Japanese Patent Application Laid-Open No. H06-095456 discloses a top emission structure of an inorganic LED in which a pixel thin-film-transistor (TFT) matrix is formed on a glass substrate.
(3) An example of a photosensitive drum in which a photoconductive layer is stacked on an electroluminescence (EL) device including a pixel TFT.
Japanese Patent Application Laid-Open No. 2001-018441 discloses a device transfer process as a method of forming the EL device including a TFT layer on a cylindrical substrate.
In this case, the rotary drum-shaped photosensitive member, in which the exposure source and the photosensitive member are integrated with each other, that is, the drum integrated with the exposure source, in which pixels are formed on the photosensitive member so as to eliminate the factor of deviation in positional accuracy of an image not only in the main scanning direction but also in the sub-scanning direction, is hereinafter referred to as a digital photosensitive drum.

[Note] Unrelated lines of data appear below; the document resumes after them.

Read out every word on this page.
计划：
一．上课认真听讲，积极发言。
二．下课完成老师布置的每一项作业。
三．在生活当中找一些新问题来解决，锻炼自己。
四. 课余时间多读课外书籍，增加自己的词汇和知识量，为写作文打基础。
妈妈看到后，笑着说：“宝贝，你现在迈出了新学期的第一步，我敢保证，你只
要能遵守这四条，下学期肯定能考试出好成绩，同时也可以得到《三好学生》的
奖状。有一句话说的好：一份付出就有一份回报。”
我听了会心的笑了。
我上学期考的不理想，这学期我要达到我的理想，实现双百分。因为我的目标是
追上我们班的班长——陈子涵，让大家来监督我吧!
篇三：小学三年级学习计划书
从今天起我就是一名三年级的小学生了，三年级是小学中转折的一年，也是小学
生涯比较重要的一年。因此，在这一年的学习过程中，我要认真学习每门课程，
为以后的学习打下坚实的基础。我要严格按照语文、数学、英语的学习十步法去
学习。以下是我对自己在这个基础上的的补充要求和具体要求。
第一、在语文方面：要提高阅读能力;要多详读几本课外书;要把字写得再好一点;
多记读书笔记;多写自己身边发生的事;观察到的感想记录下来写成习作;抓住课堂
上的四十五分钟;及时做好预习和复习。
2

It is appropriate for a direction of technical development to employ the method of using the digital photosensitive drum in view of the technical transition from point scanning with a laser beam to an LED array in which the main scanning direction is fixed, and further, from the LED array to a pixel matrix system in which the sub-scanning direction is also fixed.
However, in view of a use mode as a printer, the conventional digital photosensitive drum system is inconvenient in terms of continuous printing. Note that the continuous printing of this case relates to a small-diameter drum (drum perimeter<print length area) or the like used in a case of continuous printing on a consecutive sheet (for example, roll paper) and printing on a cut sheet.
This is because, in the structures disclosed in Japanese Patent Application Laid-Open Nos. H05-221018 and H06-095456, a device having the flat-plate exposure source and the photosensitive member which are integrated with each other is used, thereby making it difficult to deal with the continuous printing.
Further, in the structure of the digital photosensitive drum disclosed in Japanese Patent Application Laid-Open No. 2001-018441, a self-luminous device is wound around the drum substrate, so a seam is formed in the circumferential direction of the drum. Specifically, as illustrated in FIG. 3 of Japanese Patent Application Laid-Open No. 2001-018441, when a planar pixel array is formed and then the pixel array is bonded on a cylindrical substrate, a seam is inevitably formed. For this reason, in the seam portion, the pixel array is formed in a discontinuous manner, which causes an image defect. As a result, printing cannot be performed on a continuous area larger than the drum perimeter.